University of Amsterdam, Department of Psychology, Amsterdam, Netherlands.
Leiden University, Department of Psychology, Leiden, Netherlands.
Elife. 2021 Jan 27;10:e63055. doi: 10.7554/eLife.63055.
Learning and decision-making are interactive processes, yet cognitive modeling of error-driven learning and decision-making have largely evolved separately. Recently, evidence accumulation models (EAMs) of decision-making and reinforcement learning (RL) models of error-driven learning have been combined into joint RL-EAMs that can in principle address these interactions. However, we show that the most commonly used combination, based on the diffusion decision model (DDM) for binary choice, consistently fails to capture crucial aspects of response times observed during reinforcement learning. We propose a new RL-EAM based on an advantage racing diffusion (ARD) framework for choices among two or more options that not only addresses this problem but captures stimulus difficulty, speed-accuracy trade-off, and stimulus-response-mapping reversal effects. The RL-ARD avoids fundamental limitations imposed by the DDM on addressing effects of absolute values of choices, as well as extensions beyond binary choice, and provides a computationally tractable basis for wider applications.

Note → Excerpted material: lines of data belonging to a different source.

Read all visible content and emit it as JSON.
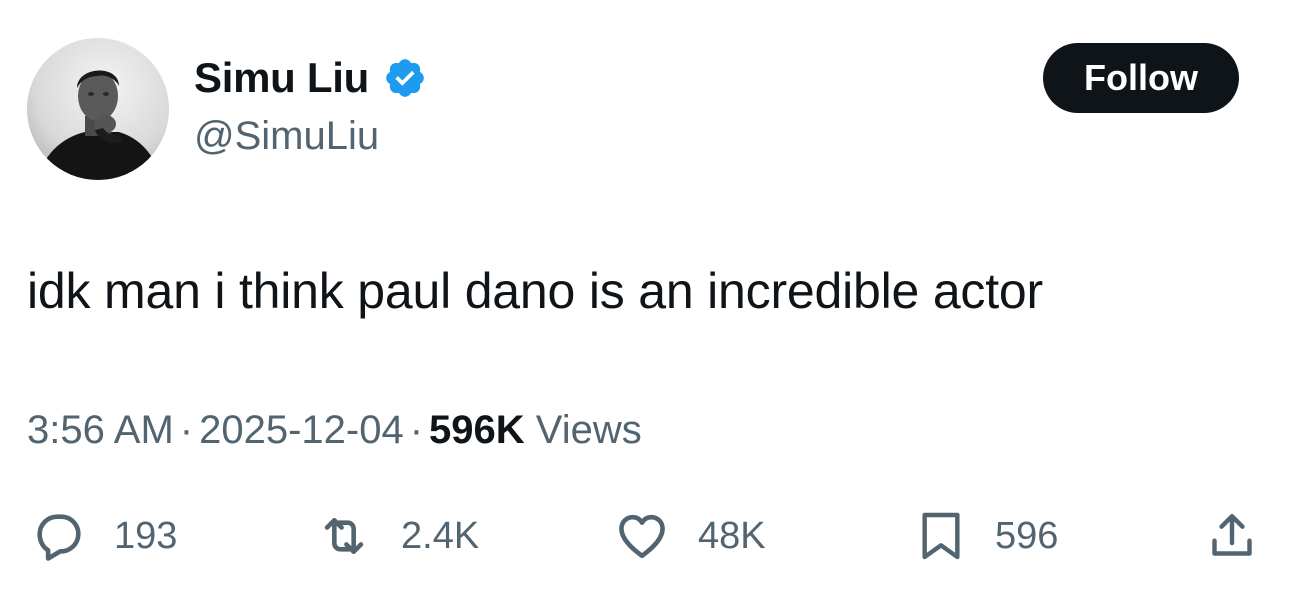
{
  "author": {
    "display_name": "Simu Liu",
    "handle": "@SimuLiu",
    "verified": true,
    "verified_color": "#1d9bf0",
    "avatar_icon": "profile-photo"
  },
  "follow_button": {
    "label": "Follow"
  },
  "tweet": {
    "text": "idk man i think paul dano is an incredible actor",
    "time": "3:56 AM",
    "date": "2025-12-04",
    "separator": "·",
    "views_count": "596K",
    "views_label": "Views"
  },
  "actions": {
    "reply_count": "193",
    "retweet_count": "2.4K",
    "like_count": "48K",
    "bookmark_count": "596",
    "icons": [
      "reply-icon",
      "retweet-icon",
      "like-icon",
      "bookmark-icon",
      "share-icon"
    ]
  },
  "colors": {
    "text_primary": "#0f1419",
    "text_secondary": "#536471",
    "button_bg": "#0f1419",
    "button_text": "#ffffff"
  }
}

学习和决策是相互作用的过程,但错误驱动学习和决策的认知建模在很大程度上是分开发展的。最近,决策的证据积累模型(EAMs)和错误驱动学习的强化学习(RL)模型已经被结合到联合 RL-EAMs 中,原则上可以解决这些相互作用。然而,我们表明,最常用的组合,基于二元选择的扩散决策模型(DDM),一致地未能捕捉到强化学习过程中观察到的反应时间的关键方面。我们提出了一种新的 RL-EAM,基于用于两个或更多选项选择的优势竞争扩散(ARD)框架,不仅解决了这个问题,还捕捉了刺激难度、速度-准确性权衡以及刺激-反应映射反转效应。RL-ARD 避免了 DDM 对解决选择的绝对值的影响以及超越二元选择的扩展所施加的基本限制,并为更广泛的应用提供了计算上易于处理的基础。